自己动手写 Docker 系列 -- 6.5 启动时给容器配置网络
- 2022 年 4 月 25 日
本文字数:9105 字
阅读完需:约 30 分钟
简介
在上几篇文章中,我们使用自己程序创建的网桥和手动配置,让容器的网络功能正常,本篇就利用之前的知识,自动配置容器网络
源码说明
同时放到了 Gitee 和 Github 上,都可进行获取
本章节对应的版本标签是:6.3,防止后面代码过多,不好查看,可切换到标签版本进行查看
代码实现
书中原来的实现基本上是顺序是合理的,但在博主机器上在网络启动部分有些问题,做一些调整,在后面的代码部分会讲到
整体的思路是根据我们上两篇文章:
整体的思路如下:
使用 network 命令创建网桥
程序启动的时候,制定网桥
设置宿主机段的 veth:挂载到网桥,设置启动
设置端口映射,如果有-p 选项
设置容器内的 veth:先进入容器,设置 lo 和 veth,分配 IP,设置启动
在书中是先设置容器内的 veth,在进入容器网络命名空间,在博主机器上有点问题,就做了调整
新增命令选项
在 run 命令中增加-net 和-p 选项,用于制定网桥和端口映射
var RunCommand = cli.Command{
Name: "run",
Usage: `Create a container with namespace and cgroups limit mydocker run -ti [command]`,
Flags: []cli.Flag{
......
cli.StringFlag{
Name: "net",
Usage: "container network",
},
cli.StringSliceFlag{
Name: "p",
Usage: "port mapping",
},
},
Action: func(context *cli.Context) error {
......
network := context.String("net")
portMapping := context.StringSlice("p")
run.Run(tty, detach, cmdArray, resConfig, volume, containerName, envSlice, network, portMapping)
return nil
},
}
启动是配置网络
在 Run 函数中,如果有 net 选项,就为容器配置网络
func Run(tty, detach bool, cmdArray []string, config *subsystem.ResourceConfig, volume, containerName string,
......
if nw != "" {
// 定义网络
_ = network.Init()
containerInfo := &container.ContainerInfo{
ID: id,
Pid: strconv.Itoa(parent.Process.Pid),
Name: containerName,
PortMapping: portMapping,
}
if err := network.Connect(nw, containerInfo); err != nil {
log.Errorf("connnect network err: %v", err)
return
}
}
......
}
配置网络就分为三部分了:配置宿主机 veth、配置宿主机端口映射路由、配置容器 veth
func Connect(networkName string, cinfo *container.ContainerInfo) error {
network, ok := networks[networkName]
if !ok {
return fmt.Errorf("no such network: %s", networkName)
}
// 分配容器IP地址
_, ipNet, _ := net.ParseCIDR(network.Subnet)
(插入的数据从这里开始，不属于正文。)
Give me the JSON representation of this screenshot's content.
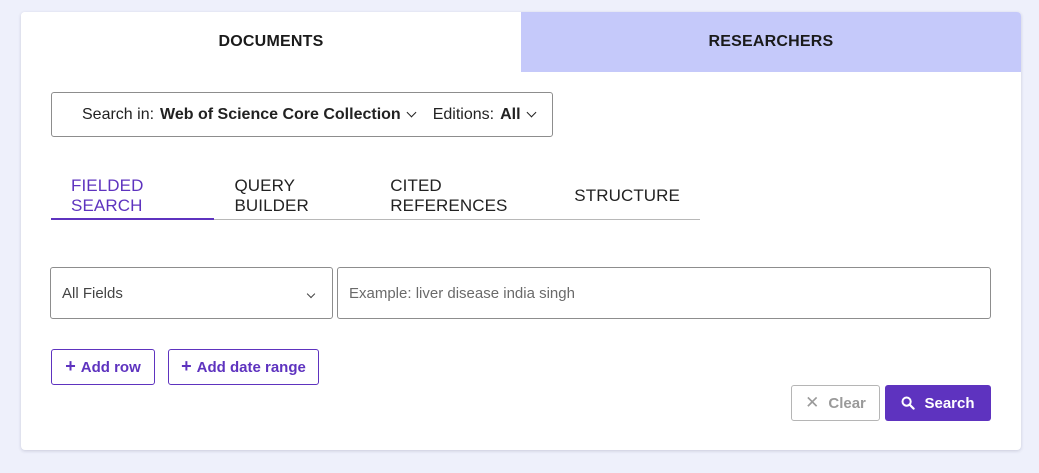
{
  "top_tabs": [
    {
      "label": "DOCUMENTS",
      "active": true
    },
    {
      "label": "RESEARCHERS",
      "active": false
    }
  ],
  "scope": {
    "search_in_label": "Search in:",
    "search_in_value": "Web of Science Core Collection",
    "editions_label": "Editions:",
    "editions_value": "All"
  },
  "search_tabs": [
    {
      "label": "FIELDED SEARCH",
      "active": true
    },
    {
      "label": "QUERY BUILDER",
      "active": false
    },
    {
      "label": "CITED REFERENCES",
      "active": false
    },
    {
      "label": "STRUCTURE",
      "active": false
    }
  ],
  "field_select": {
    "value": "All Fields",
    "icon": "chevron-down-icon"
  },
  "query_input": {
    "value": "",
    "placeholder": "Example: liver disease india singh"
  },
  "actions": {
    "add_row_label": "Add row",
    "add_date_range_label": "Add date range",
    "clear_label": "Clear",
    "search_label": "Search"
  },
  "icons": {
    "add": "plus-icon",
    "clear": "close-icon",
    "search": "search-icon"
  },
  "colors": {
    "accent": "#5e33bf",
    "inactive_tab_bg": "#c5c9fa",
    "page_bg": "#eef0fb"
  }
}
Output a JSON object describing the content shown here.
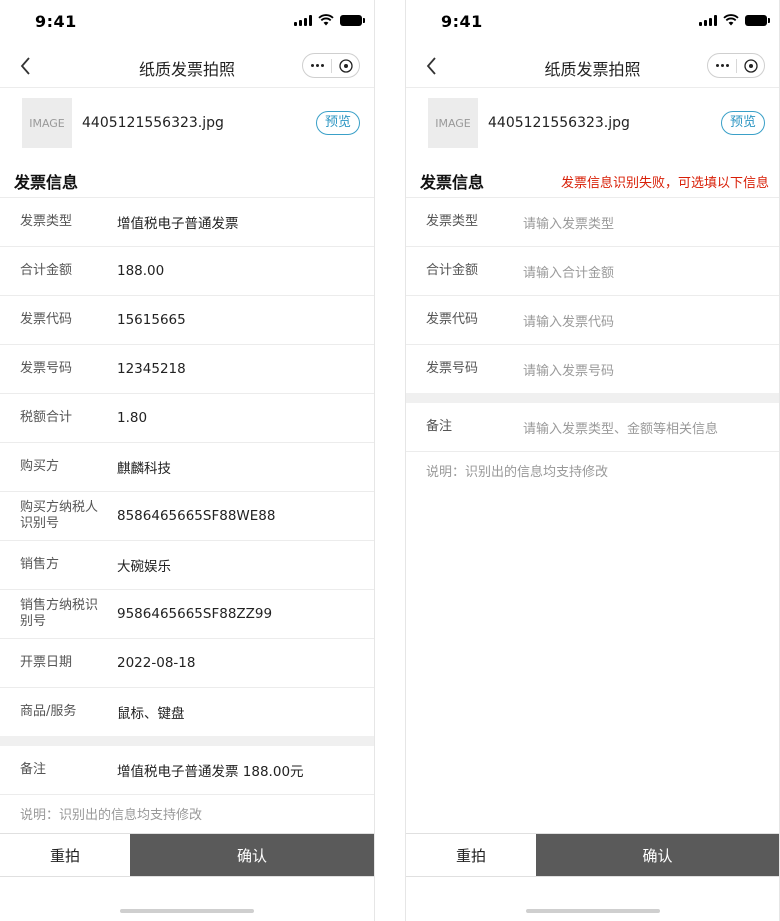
{
  "status": {
    "time": "9:41"
  },
  "nav": {
    "title": "纸质发票拍照"
  },
  "file": {
    "thumb_label": "IMAGE",
    "name": "4405121556323.jpg",
    "preview_label": "预览"
  },
  "section": {
    "title": "发票信息",
    "error_msg": "发票信息识别失败，可选填以下信息"
  },
  "left_fields": [
    {
      "label": "发票类型",
      "value": "增值税电子普通发票"
    },
    {
      "label": "合计金额",
      "value": "188.00"
    },
    {
      "label": "发票代码",
      "value": "15615665"
    },
    {
      "label": "发票号码",
      "value": "12345218"
    },
    {
      "label": "税额合计",
      "value": "1.80"
    },
    {
      "label": "购买方",
      "value": "麒麟科技"
    },
    {
      "label": "购买方纳税人识别号",
      "value": "8586465665SF88WE88"
    },
    {
      "label": "销售方",
      "value": "大碗娱乐"
    },
    {
      "label": "销售方纳税识别号",
      "value": "9586465665SF88ZZ99"
    },
    {
      "label": "开票日期",
      "value": "2022-08-18"
    },
    {
      "label": "商品/服务",
      "value": "鼠标、键盘"
    }
  ],
  "left_remark": {
    "label": "备注",
    "value": "增值税电子普通发票 188.00元"
  },
  "right_fields": [
    {
      "label": "发票类型",
      "placeholder": "请输入发票类型"
    },
    {
      "label": "合计金额",
      "placeholder": "请输入合计金额"
    },
    {
      "label": "发票代码",
      "placeholder": "请输入发票代码"
    },
    {
      "label": "发票号码",
      "placeholder": "请输入发票号码"
    }
  ],
  "right_remark": {
    "label": "备注",
    "placeholder": "请输入发票类型、金额等相关信息"
  },
  "note": "说明：识别出的信息均支持修改",
  "buttons": {
    "retake": "重拍",
    "confirm": "确认"
  }
}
ip, err := ipAllocator.Allocate(ipNet)
if err != nil {
return err
}
log.Infof("分配的容器ip地址为: %s", ip)
// 创建网络端点
ep := &Endpoint{
ID: fmt.Sprintf("%s-%s", cinfo.ID, networkName),
IpAddress: ip,
Network: network,
PortMapping: cinfo.PortMapping,
}
// 调用网络驱动挂载和配置网络端点
if err = drivers[network.Driver].Connect(network, ep); err != nil {
log.Errorf("connet err: %v", err)
return err
}
// 配置端口映射
if err = configPortMapping(ep, cinfo); err != nil {
log.Errorf("config port mapping: %v", err)
return err
}
// 到容器的namespace配置容器的网络设备IP地址
if err = configEndpointIpAddressAndRoute(ep, cinfo); err != nil {
log.Errorf("configEndpointIpAddressAndRoute err: %v", err)
return err
}
return nil
}
配置宿主机 veth
这部分是调用原来的驱动的 Connect 函数,这里就不再重复说明了
配置宿主机端口映射路由
设置端口映射就是我们上两篇文字中的配置 iptables 的 DNAT 规则,这里实现也是直接使用的命令
// 配置端口映射
func configPortMapping(ep *Endpoint, cinfo *container.ContainerInfo) error {
log.Infof("端口映射:%s, %s", ep.IpAddress, ep.PortMapping)
// 遍历容器端口映射列表
for _, pm := range ep.PortMapping {
// 分割宿主机的端口和容器的端口
portMapping := strings.Split(pm, ":")
if len(portMapping) != 2 {
log.Errorf("port mapping format err: %v", pm)
continue
}
// 由于iptable没有go语言版本的实现,所以采用exec.command的方式直接调用命令配置
// 在iptables的PREROUTING中添加DNAT规则
// 将宿主机的端口请求转发到容器的地址和端口上
iptableCmd := fmt.Sprintf("-t nat -A PREROUTING -p tcp -m tcp --dport %s -j DNAT --to-destination %s:%s",
portMapping[0], ep.IpAddress.String(), portMapping[1])
log.Infof(iptableCmd)
// 执行iptables命令,添加端口映射和转发规则
cmd := exec.Command("iptables", strings.Split(iptableCmd, " ")...)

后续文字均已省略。